By the eighth grade, both our family doctor and dentist were talking me into their respective professions. Both talked about the upsides. General Surgeons were often family doctors who just happened to deliver both my mom and me. So naturally he stressed the diversity of his practice and how he knew the whole family, inside and out. The dentist stressed the fact that when he was done, he was done for the day and rarely got called after hours. He spent weekends on his boat or golfing. Neither ever mentioned any downsides.
But the point is I was continually exposed to what they did. I can remember going to the physician’s office accompanying my mom and sister. He stuck me in his office and gave me an anatomy book to look at. The dentist did the same thing on a visit to his office. In high school they began to talk about salary. I don’t know if they ever used the word rich but by the cars they drove, vacations and recreations, I just figured it was adequate to support a nice living.

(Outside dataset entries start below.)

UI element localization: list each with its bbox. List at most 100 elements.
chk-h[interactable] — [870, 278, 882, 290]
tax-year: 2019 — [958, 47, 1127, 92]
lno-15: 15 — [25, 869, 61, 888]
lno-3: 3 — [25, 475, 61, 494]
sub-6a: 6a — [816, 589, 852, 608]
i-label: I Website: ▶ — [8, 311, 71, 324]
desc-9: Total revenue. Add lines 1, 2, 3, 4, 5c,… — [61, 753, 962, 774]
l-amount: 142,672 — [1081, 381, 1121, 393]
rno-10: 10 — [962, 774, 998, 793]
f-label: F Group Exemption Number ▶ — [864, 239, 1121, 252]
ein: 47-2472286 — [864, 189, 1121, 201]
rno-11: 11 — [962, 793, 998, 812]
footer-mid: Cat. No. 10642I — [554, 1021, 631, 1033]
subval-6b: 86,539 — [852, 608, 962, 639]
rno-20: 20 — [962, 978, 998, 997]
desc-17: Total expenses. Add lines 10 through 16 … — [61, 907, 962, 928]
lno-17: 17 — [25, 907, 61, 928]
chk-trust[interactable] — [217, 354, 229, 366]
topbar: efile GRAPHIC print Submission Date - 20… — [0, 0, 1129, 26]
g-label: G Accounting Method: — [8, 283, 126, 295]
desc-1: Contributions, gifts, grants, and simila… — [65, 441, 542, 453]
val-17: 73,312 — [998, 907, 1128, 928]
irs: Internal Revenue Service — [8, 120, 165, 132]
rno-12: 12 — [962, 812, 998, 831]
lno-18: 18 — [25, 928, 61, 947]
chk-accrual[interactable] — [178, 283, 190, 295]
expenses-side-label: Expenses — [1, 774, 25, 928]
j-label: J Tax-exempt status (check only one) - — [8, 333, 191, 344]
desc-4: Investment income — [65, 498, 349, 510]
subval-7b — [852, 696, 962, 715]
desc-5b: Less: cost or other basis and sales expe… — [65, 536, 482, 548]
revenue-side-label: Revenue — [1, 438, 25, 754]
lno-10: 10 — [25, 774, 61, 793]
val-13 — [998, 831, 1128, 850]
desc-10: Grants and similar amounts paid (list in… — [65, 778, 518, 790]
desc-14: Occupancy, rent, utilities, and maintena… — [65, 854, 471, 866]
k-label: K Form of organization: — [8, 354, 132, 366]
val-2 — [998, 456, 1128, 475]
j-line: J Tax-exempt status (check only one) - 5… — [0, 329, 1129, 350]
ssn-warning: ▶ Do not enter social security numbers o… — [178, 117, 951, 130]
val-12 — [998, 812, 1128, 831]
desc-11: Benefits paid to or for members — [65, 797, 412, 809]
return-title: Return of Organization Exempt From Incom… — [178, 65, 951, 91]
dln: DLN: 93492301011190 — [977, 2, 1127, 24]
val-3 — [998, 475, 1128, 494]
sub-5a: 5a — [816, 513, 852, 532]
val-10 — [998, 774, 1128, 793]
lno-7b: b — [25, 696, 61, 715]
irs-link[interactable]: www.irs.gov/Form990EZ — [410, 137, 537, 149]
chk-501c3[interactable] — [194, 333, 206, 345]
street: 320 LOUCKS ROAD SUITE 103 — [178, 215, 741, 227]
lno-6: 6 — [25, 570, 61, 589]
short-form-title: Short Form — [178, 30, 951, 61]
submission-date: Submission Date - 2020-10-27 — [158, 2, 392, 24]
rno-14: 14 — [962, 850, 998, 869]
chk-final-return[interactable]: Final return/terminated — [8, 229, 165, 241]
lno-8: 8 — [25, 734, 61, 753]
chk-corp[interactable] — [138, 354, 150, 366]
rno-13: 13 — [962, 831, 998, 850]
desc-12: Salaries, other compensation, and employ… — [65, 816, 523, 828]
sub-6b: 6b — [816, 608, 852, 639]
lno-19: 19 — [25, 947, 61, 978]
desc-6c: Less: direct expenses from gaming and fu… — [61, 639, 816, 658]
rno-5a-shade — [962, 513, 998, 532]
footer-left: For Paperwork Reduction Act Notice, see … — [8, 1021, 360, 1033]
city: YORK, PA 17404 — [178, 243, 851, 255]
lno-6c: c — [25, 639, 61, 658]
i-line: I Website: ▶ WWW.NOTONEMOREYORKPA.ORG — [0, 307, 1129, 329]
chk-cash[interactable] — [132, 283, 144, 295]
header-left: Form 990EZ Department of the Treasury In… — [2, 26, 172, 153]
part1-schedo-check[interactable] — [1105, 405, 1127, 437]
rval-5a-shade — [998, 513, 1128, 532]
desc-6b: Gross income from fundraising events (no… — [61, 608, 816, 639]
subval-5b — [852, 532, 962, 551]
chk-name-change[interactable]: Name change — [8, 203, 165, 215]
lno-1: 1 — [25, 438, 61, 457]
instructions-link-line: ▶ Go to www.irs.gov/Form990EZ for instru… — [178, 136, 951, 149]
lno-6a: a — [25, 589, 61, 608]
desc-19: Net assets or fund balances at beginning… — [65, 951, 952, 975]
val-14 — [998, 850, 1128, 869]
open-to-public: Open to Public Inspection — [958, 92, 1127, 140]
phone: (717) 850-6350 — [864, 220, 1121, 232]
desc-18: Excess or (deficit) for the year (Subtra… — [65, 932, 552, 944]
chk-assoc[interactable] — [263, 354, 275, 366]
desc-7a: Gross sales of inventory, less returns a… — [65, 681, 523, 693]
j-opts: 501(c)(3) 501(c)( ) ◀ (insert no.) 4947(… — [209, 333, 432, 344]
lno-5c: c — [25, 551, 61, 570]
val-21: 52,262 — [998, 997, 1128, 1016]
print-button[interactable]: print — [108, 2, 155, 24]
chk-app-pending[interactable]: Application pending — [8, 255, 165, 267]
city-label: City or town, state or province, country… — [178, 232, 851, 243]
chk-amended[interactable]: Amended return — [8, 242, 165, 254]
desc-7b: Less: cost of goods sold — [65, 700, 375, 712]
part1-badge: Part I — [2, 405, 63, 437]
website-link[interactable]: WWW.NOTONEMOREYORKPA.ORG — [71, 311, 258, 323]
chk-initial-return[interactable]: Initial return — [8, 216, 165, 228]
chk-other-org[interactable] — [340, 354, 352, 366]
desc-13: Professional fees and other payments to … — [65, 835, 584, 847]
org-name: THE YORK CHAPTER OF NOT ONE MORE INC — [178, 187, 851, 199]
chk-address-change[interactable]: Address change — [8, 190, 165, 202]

I was also introduced to an optometrist, and an optician who needed someone to dispense and fit glasses. It was some part-time work. The optometrists let me test patients for glaucoma and color blindness. They taught me how to use an ophthalmoscope and pushed me to OD school. There was a family practice physician and a dentist in the building, but they weren’t very interested in having me shadow them.
There was also a podiatrist in the office complex, and I took the initiative to visit him. He did some minor surgeries in his office and let me scrub in on some. I think that sold me on podiatry. I didn’t fill out an application until July of the year I entered, got interviewed quickly and moved to Cleveland. I was prepared to wait another year working as an optician before the MD, DDS cycle for applications started but I really liked what I saw with this gentleman named Jerry Cashen, DPM.
Some years ago, we ran into each other at a seminar. He said he’d followed my career and was impressed with all I had accomplished. It was because he had been so nice to me and very positive about podiatry and generous with his time. When I could come to his office, he always took me with him to see his patients and arrange his surgeries so I could scrub in. But, it was just pure luck that I found him.
Therein lies the crux of the problem. Exposure. How many kids have a foot problem that requires being seen by a professional? Grandma either said they were growing pains you’d grow out of, or you were just a clumsy kid, and you’d eventually quit tripping over your own feet. Unless I was in a crisis, I never wanted to see a doctor of any kind, but I had to see the family doctor and dentist, so I became familiar with what they did, I was impressed with Buster Brown and his dog Tige’s machine, but that was it for feet until Jerry Cashen, DPM.
I can’t recall ever seeing an advertisement on TV or in print about podiatry. I stumbled on it. We have a lot of very bright podiatrists out here. Perhaps they have an idea about increasing exposure to the profession. Schools have taken the initiative to staff road races and that seems to work. What about private practice DPMs. What can they do? All suggestions are welcome.